I keep requesting a ride but all the drivers in the area seem to no longer be on their phones or accepting rides pic.twitter.com/bed5O3h6GV
— MG (@_MG_) February 15, 2018
Software engineers at Aloha Browser initially discovered two Unicode symbols in Telugu that crashes any Apple device using the default San Francisco font which includes iPhones, iPads, Macs and watch OS devices with text-displaying screens. Apps such as Mail, Twitter, Messages, Slack, Instagram, Facebook, and in some instances Chrome have confirmed vulnerability to the bug.
#iPhone source code leaked online could mean payday for hackers https://t.co/2dlVllpNG7
— RT (@RT_com) February 8, 2018
It can also wreak havoc when deployed as an SSID (service set identifier) in a WiFi network. For instance, if a user were to input the offending Unicode symbols in their SSID and then use their device as a WiFi hotspot, they could, theoretically, flash crash all Apple devices within range that had their WiFi enabled.
SSID crashes the networks app pic.twitter.com/0KnxZBGNln
— Bobby 'Tables (@info_dox) February 15, 2018
“From some experimentation, this bug seemed to occur for any pair of Telugu consonants with a vowel, as long as the vowel is not ై (ai),” Mozilla engineer Manish Goregaokar wrote in an in-depth blog post on the south Indian language bug.
Apple confirmed that there is a “dot update” fix coming soon, though declined to confirm if it would be iOS 11.2.6. Apple noted that the bug is fixed in current betas of iOS, tvOS, macOS and watchOS.
Getting reports from [redacted] that setting it as your SSID on an open hotspot will crash a variety of passive Apple devices if they have WiFi enabled.Definitely nobody do this on your phone and walk into an Apple store.

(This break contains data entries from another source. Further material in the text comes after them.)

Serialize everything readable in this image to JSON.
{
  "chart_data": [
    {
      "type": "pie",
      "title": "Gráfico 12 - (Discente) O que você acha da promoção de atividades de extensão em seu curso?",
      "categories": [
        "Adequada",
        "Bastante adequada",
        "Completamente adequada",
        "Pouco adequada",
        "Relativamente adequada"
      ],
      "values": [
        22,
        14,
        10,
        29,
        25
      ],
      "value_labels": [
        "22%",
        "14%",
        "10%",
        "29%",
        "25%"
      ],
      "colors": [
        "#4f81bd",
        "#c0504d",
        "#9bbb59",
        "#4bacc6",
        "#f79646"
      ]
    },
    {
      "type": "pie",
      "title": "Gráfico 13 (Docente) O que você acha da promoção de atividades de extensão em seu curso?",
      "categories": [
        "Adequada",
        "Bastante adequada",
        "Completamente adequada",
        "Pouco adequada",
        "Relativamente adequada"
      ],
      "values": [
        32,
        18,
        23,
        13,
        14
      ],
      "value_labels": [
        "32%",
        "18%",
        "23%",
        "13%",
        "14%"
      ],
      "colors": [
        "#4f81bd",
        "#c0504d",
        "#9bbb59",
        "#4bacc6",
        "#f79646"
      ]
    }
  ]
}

Definitely.[cc @SwiftOnSecurity@internetofshit] pic.twitter.com/umUZjGFzzO
— Fake "Unicode." ↙ (@FakeUnicode) February 13, 2018
This is far from the first bug to plague Apple users. In January, Abraham Masri discovered a similar bug in which a specific URL could crash iPhones to which it was sent. Back in 2016, the URL for crashsafari.com was deployed in a similar fashion to crash any Safari or iPhone browser that tried to open it and in 2015, the so-called ‘Unicode of Death’ could be used to overload an iPhone’s memory using several characters in Arabic.
Twitter released an iOS app update Thursday which fixed “a crash that affects users of right-to-left languages such as Arabic and Hebrew,” but did not address the current Telugu bug. Apple claims the issue has been resolved in beta versions of its operating systems and the fix will be disseminated across all platforms as soon as possible, The Guardian reports.